If any doubt about the reported credit crisis remained, Mervyn King, the Bank of England’s Governor quelled it yesterday. Appearing before the Treasury select committee yesterday, Mr. King admitted that “the financial crisis has moved into a new and different phase.”
In the wake of the recent shake ups involving Northern Rock and US bank Bear Stearns, and the speed at which rumours temporarily damaged HBOS, Mr. King spoke of the nervous financial market, and the damage such events have caused.
In addition to this instability, Mr. King warned that inflation could rise to 3 per cent, 1 per cent higher than the target rate. A steep rise in commodity prices such as food, gas and electricity are, according to Mr. King, the key contributers to a rise in inflation.

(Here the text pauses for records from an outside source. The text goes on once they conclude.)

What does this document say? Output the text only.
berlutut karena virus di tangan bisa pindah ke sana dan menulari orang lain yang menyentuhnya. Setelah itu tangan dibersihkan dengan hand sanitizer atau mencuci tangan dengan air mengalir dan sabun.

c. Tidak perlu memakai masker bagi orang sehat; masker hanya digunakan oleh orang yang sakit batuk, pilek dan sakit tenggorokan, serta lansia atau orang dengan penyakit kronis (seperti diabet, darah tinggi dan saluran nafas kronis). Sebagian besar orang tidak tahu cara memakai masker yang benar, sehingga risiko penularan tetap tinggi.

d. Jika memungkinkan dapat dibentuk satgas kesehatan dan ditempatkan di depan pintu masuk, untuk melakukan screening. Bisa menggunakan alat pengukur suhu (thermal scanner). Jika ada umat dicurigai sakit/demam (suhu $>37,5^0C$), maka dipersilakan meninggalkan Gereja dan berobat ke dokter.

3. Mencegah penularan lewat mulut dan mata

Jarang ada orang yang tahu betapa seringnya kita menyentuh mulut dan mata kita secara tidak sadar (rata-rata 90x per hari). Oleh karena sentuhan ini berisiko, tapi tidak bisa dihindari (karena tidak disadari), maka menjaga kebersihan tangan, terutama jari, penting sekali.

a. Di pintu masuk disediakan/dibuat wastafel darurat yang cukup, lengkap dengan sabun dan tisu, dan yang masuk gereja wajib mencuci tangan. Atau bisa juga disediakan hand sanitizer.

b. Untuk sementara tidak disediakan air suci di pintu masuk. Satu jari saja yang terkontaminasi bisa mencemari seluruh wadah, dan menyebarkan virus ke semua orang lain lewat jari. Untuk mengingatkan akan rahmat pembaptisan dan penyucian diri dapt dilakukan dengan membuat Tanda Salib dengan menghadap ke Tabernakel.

Mr. King also confirmed recent reports that the economy is slowing down, stating: “Our central projection in February was for economic activity to slow quite sharply this year, as the world economy turns down and credit becomes less widely available.”
If the economy slows, there is a chance that this will, in turn pull the rate of inflation down with it. Meanwhile, both activity and prices on the housing market continue to weaken and the outlook is bleak for the majority of households.

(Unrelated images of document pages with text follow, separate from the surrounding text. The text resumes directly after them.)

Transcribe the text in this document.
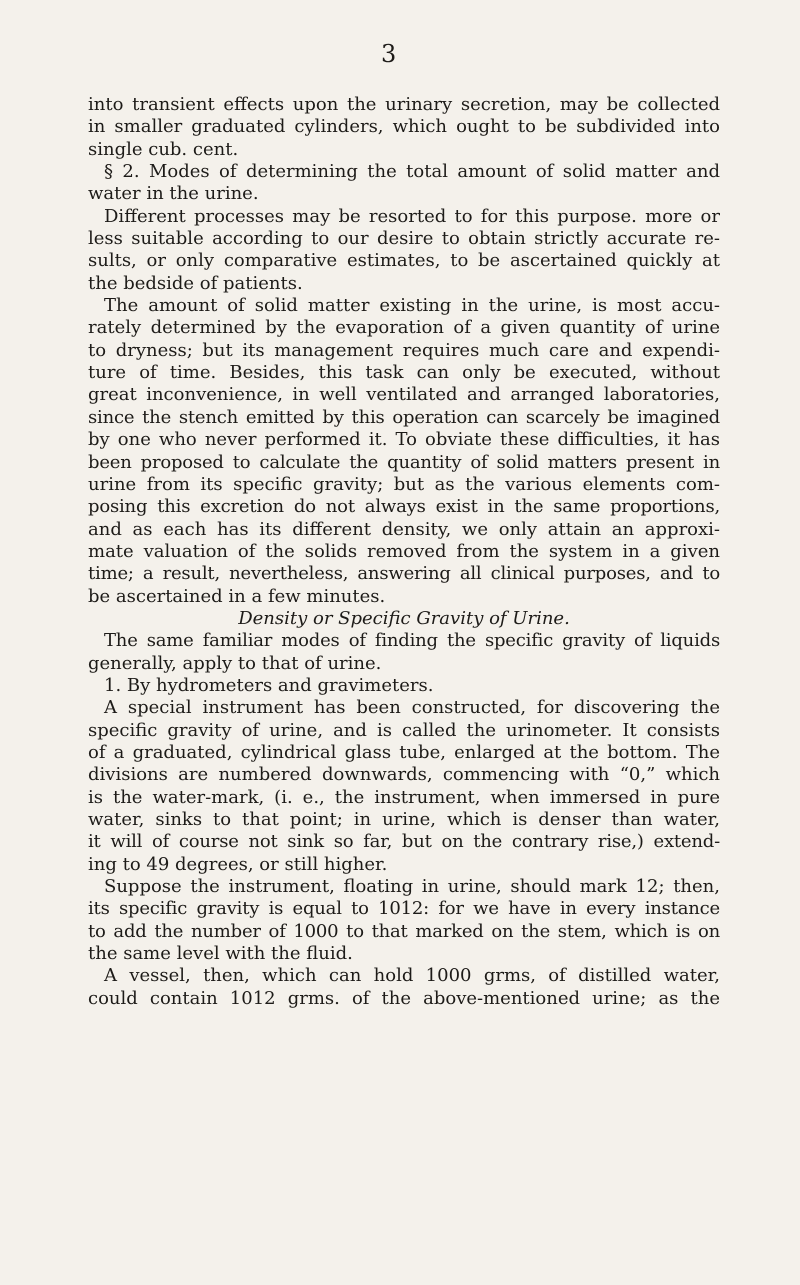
3

into transient effects upon the urinary secretion, may be collected
in smaller graduated cylinders, which ought to be subdivided into
single cub. cent.

§ 2. Modes of determining the total amount of solid matter and
water in the urine.

Different processes may be resorted to for this purpose. more or
less suitable according to our desire to obtain strictly accurate re-
sults, or only comparative estimates, to be ascertained quickly at
the bedside of patients.

The amount of solid matter existing in the urine, is most accu-
rately determined by the evaporation of a given quantity of urine
to dryness; but its management requires much care and expendi-
ture of time. Besides, this task can only be executed, without
great inconvenience, in well ventilated and arranged laboratories,
since the stench emitted by this operation can scarcely be imagined
by one who never performed it. To obviate these difficulties, it has
been proposed to calculate the quantity of solid matters present in
urine from its specific gravity; but as the various elements com-
posing this excretion do not always exist in the same proportions,
and as each has its different density, we only attain an approxi-
mate valuation of the solids removed from the system in a given
time; a result, nevertheless, answering all clinical purposes, and to
be ascertained in a few minutes.

Density or Specific Gravity of Urine.

The same familiar modes of finding the specific gravity of liquids
generally, apply to that of urine.

1. By hydrometers and gravimeters.

A special instrument has been constructed, for discovering the
specific gravity of urine, and is called the urinometer. It consists
of a graduated, cylindrical glass tube, enlarged at the bottom. The
divisions are numbered downwards, commencing with “0,” which
is the water-mark, (i. e., the instrument, when immersed in pure
water, sinks to that point; in urine, which is denser than water,
it will of course not sink so far, but on the contrary rise,) extend-
ing to 49 degrees, or still higher.

Suppose the instrument, floating in urine, should mark 12; then,
its specific gravity is equal to 1012: for we have in every instance
to add the number of 1000 to that marked on the stem, which is on
the same level with the fluid.

A vessel, then, which can hold 1000 grms, of distilled water,
could contain 1012 grms. of the above-mentioned urine; as the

According to Monefacts.co.uk, credit is becoming harder and harder to secure, personal loan rates have risen by an average of 1.7 per cent in the past year and lenders have significantly tightened their lending criteria.

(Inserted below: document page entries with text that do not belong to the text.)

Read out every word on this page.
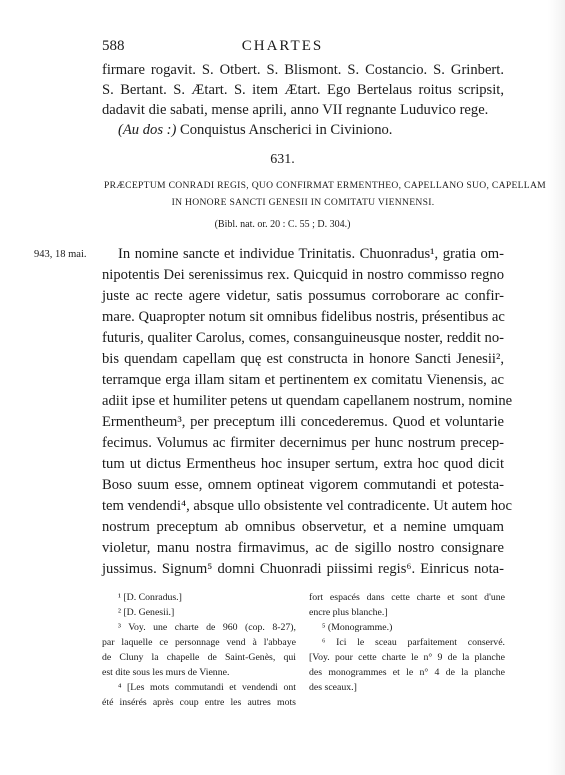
588	CHARTES
firmare rogavit. S. Otbert. S. Blismont. S. Costancio. S. Grinbert.
S. Bertant. S. Ætart. S. item Ætart. Ego Bertelaus roitus scripsit,
dadavit die sabati, mense aprili, anno VII regnante Luduvico rege.
(Au dos :) Conquistus Anscherici in Civiniono.
631.
PRÆCEPTUM CONRADI REGIS, QUO CONFIRMAT ERMENTHEO, CAPELLANO SUO, CAPELLAM
IN HONORE SANCTI GENESII IN COMITATU VIENNENSI.
(Bibl. nat. or. 20 : C. 55 ; D. 304.)
943, 18 mai. In nomine sancte et individue Trinitatis. Chuonradus¹, gratia om-
nipotentis Dei serenissimus rex. Quicquid in nostro commisso regno
juste ac recte agere videtur, satis possumus corroborare ac confir-
mare. Quapropter notum sit omnibus fidelibus nostris, présentibus ac
futuris, qualiter Carolus, comes, consanguineusque noster, reddit no-
bis quendam capellam quę est constructa in honore Sancti Jenesii²,
terramque erga illam sitam et pertinentem ex comitatu Vienensis, ac
adiit ipse et humiliter petens ut quendam capellanem nostrum, nomine
Ermentheum³, per preceptum illi concederemus. Quod et voluntarie
fecimus. Volumus ac firmiter decernimus per hunc nostrum precep-
tum ut dictus Ermentheus hoc insuper sertum, extra hoc quod dicit
Boso suum esse, omnem optineat vigorem commutandi et potesta-
tem vendendi⁴, absque ullo obsistente vel contradicente. Ut autem hoc
nostrum preceptum ab omnibus observetur, et a nemine umquam
violetur, manu nostra firmavimus, ac de sigillo nostro consignare
jussimus. Signum⁵ domni Chuonradi piissimi regis⁶. Einricus nota-
¹ [D. Conradus.]
² [D. Genesii.]
³ Voy. une charte de 960 (cop. 8-27),
par laquelle ce personnage vend à l'abbaye
de Cluny la chapelle de Saint-Genès, qui
est dite sous les murs de Vienne.
⁴ [Les mots commutandi et vendendi ont
été insérés après coup entre les autres mots
fort espacés dans cette charte et sont d'une
encre plus blanche.]
⁵ (Monogramme.)
⁶ Ici le sceau parfaitement conservé.
[Voy. pour cette charte le n° 9 de la planche
des monogrammes et le n° 4 de la planche
des sceaux.]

Samantha Owens, head of personal finance at Moneyfacts.co.uk, said: “Unsurprisingly the personal loan market has not escaped the effects of the credit crunch. In 2008 alone we have seen 27 changes to personal loan products.
“Over the last year we have seen lenders reassessing how they offer personal loans too, with more and more lenders adopting personal pricing or a credit rating assessment.
“This amendment is yet another sign that we are all too dependant on borrowing and are willing to accept a higher rate to ensure we get the funds.” Ms Owens concluded.
Stricter lending regulations have come as Mervyn King yesterday suggested that a lack of such rules is partly to blame for the credit crisis. Mr. King said: “The heart of the problem is not in the real economy; it is in the financial sector itself. It stems from an ‘overhang’ on banks’ balance sheets of assets in which markets have now closed. These assets cannot now be sold or used to secure funding in the market – they are difficult to finance. That has created uncertainty about the strength of banks’ financial positions.
Mr. King concluded: “One of the lessons of this financial crisis is that providers of mortgage finance had underestimated the risks, and hence the true cost of the securitisation process.”